Once Grayson got his foot in the door in Los Angeles, he remained busy throughout 1973. Grayson worked for “The Price is Right” and got involved at CBS on a stage hand crew. He worked with Golden West Broadcasting and Ralph Edwards productions. He helped producers of the resurgence of the show “Name that Tune” as a props developer and built a magic theater in Busch Gardens in L.A. where a young David Copperfield performed.
Despite all this experience, Grayson reveals that television was “artistically unsatisfying.” Interested in theater architecture, Grayson got involved in the Odyssey Theater Ensemble.

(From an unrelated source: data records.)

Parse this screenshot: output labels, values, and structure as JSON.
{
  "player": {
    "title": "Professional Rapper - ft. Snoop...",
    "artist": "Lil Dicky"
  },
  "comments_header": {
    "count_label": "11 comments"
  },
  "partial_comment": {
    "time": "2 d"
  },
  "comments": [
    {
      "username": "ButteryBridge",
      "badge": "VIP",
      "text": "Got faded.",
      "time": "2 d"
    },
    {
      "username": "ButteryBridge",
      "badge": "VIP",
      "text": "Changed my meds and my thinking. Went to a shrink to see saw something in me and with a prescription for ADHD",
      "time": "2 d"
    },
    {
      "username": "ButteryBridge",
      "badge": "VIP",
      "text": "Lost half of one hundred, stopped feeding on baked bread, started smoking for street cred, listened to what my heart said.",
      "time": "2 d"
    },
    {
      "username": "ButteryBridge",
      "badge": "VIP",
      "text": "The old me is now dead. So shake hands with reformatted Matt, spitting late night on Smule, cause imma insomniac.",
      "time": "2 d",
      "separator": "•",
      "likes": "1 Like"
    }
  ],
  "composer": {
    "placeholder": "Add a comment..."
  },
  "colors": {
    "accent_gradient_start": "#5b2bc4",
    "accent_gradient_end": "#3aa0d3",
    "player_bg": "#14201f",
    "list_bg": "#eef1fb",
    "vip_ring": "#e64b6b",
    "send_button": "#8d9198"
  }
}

The first show Grayson designed for was Ibsen’s “Peer Gynt.”
Soon, Grayson was offered a job at Madison College, now James Madison University, as a theatre professor and stage designer. From 1975 to 2002, Grayson helped out with two productions a semester while teaching three or four classes. In 2002 he retired, but then he was offered the same job part-time at EMU.
In the time that Grayson has been at EMU, he helped build a stage in the old EMU gym and designed for numerous shows. Jerry Holsopple, a friend and colleague of Grayson, says, “I find Phil so fascinating. He does so many things and is fun to hang around.” Holsopple goes on to point out that Grayson owns a chicken farm with a barn full of stuff.
“Phil has forgotten more things than I will ever know,” states a smiling Heidi Winters-Vogel, theatre department chair at EMU. Vogel has worked with Grayson on four shows, and is now woking with him on the current show at EMU, “Women of Lockerbie.”